Pytest supports the use of ``breakpoint()`` with the following behaviours:
- When ``breakpoint()`` is called and ``PYTHONBREAKPOINT`` is set to the default value, pytest will use the custom internal PDB trace UI instead of the system default ``Pdb``.
- When tests are complete, the system will default back to the system ``Pdb`` trace UI.
- With ``--pdb`` passed to pytest, the custom internal Pdb trace UI is used with both ``breakpoint()`` and failed tests/unhandled exceptions.
- ``--pdbcls`` can be used to specify a custom debugger class.
.. _faulthandler:
Fault Handler
-------------
.. versionadded:: 5.0
The :mod:`faulthandler` standard module
can be used to dump Python tracebacks on a segfault or after a timeout.
The module is automatically enabled for pytest runs, unless the ``-p no:faulthandler`` is given
on the command-line.
Also the :confval:`faulthandler_timeout=X<faulthandler_timeout>` configuration option can be used
to dump the traceback of all threads if a test takes longer than ``X``
seconds to finish (not available on Windows).
.. note::
This functionality has been integrated from the external
`pytest-faulthandler <https://github.com/pytest-dev/pytest-faulthandler>`__ plugin, with two
small differences:
* To disable it, use ``-p no:faulthandler`` instead of ``--no-faulthandler``: the former
can be used with any plugin, so it saves one option.
* The ``--faulthandler-timeout`` command-line option has become the
:confval:`faulthandler_timeout` configuration option.
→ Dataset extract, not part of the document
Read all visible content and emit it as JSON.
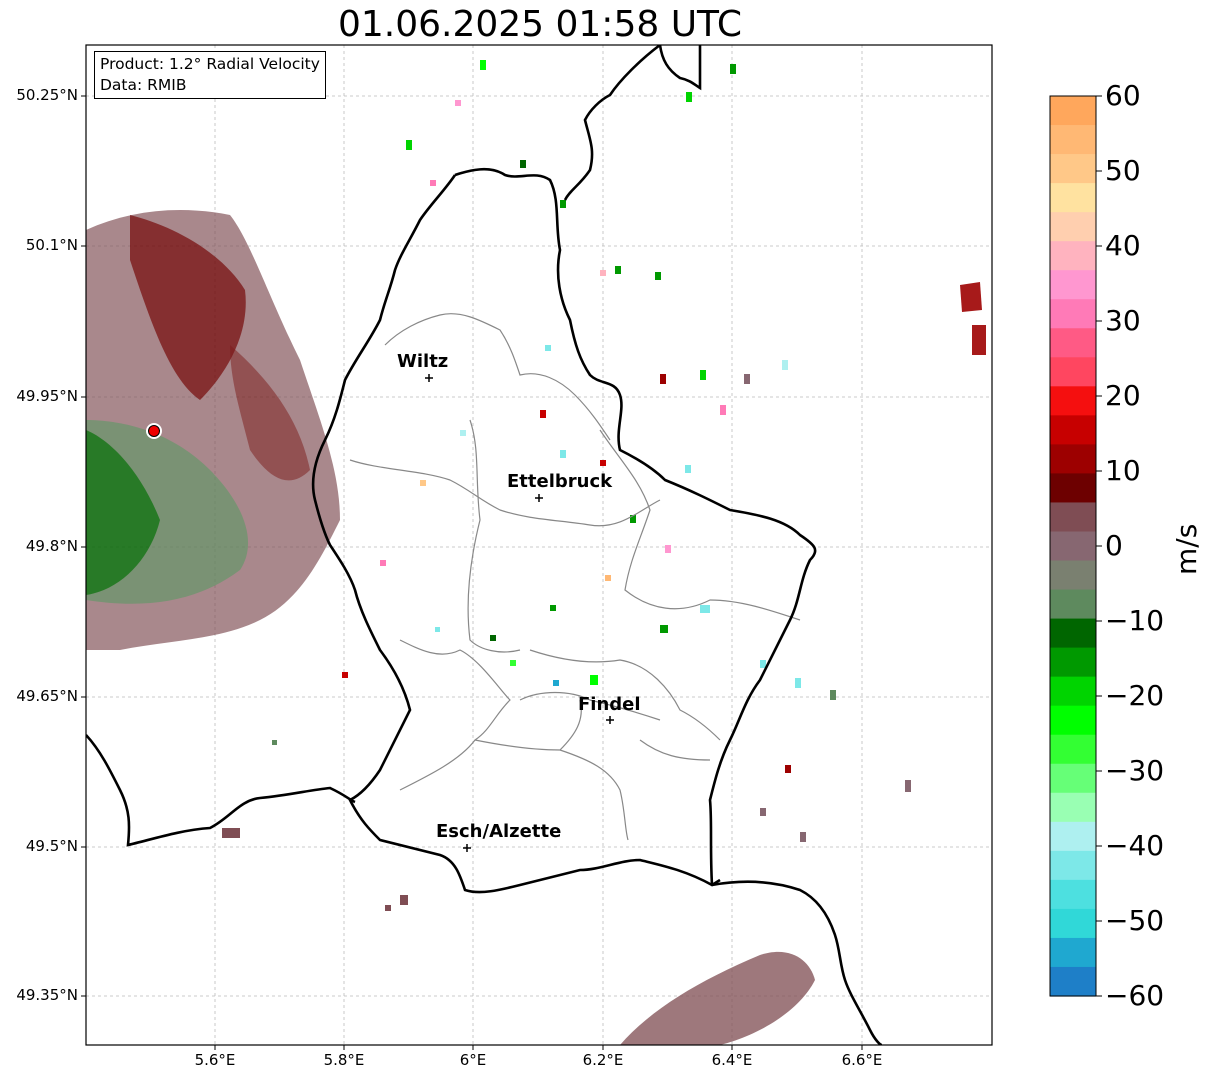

It can still be configured from
the command-line using ``-o faulthandler_timeout=X``.
.. _unraisable:
Warning about unraisable exceptions and unhandled thread exceptions
-------------------------------------------------------------------
.. versionadded:: 6.2
Unhandled exceptions are exceptions that are raised in a situation in which
they cannot propagate to a caller. The most common case is an exception raised
in a :meth:`__del__ <object.__del__>` implementation.
Unhandled thread exceptions are exceptions raised in a :class:`~threading.Thread`
but not handled, causing the thread to terminate uncleanly.
Both types of exceptions are normally considered bugs, but may go unnoticed
because they don't cause the program itself to crash. Pytest detects these
conditions and issues a warning that is visible in the test run summary.
The plugins are automatically enabled for pytest runs, unless the
``-p no:unraisableexception`` (for unraisable exceptions) and
``-p no:threadexception`` (for thread exceptions) options are given on the
command-line.
The warnings may be silenced selectively using the :ref:`pytest.mark.filterwarnings ref`
mark. The warning categories are :class:`pytest.PytestUnraisableExceptionWarning` and
:class:`pytest.PytestUnhandledThreadExceptionWarning`.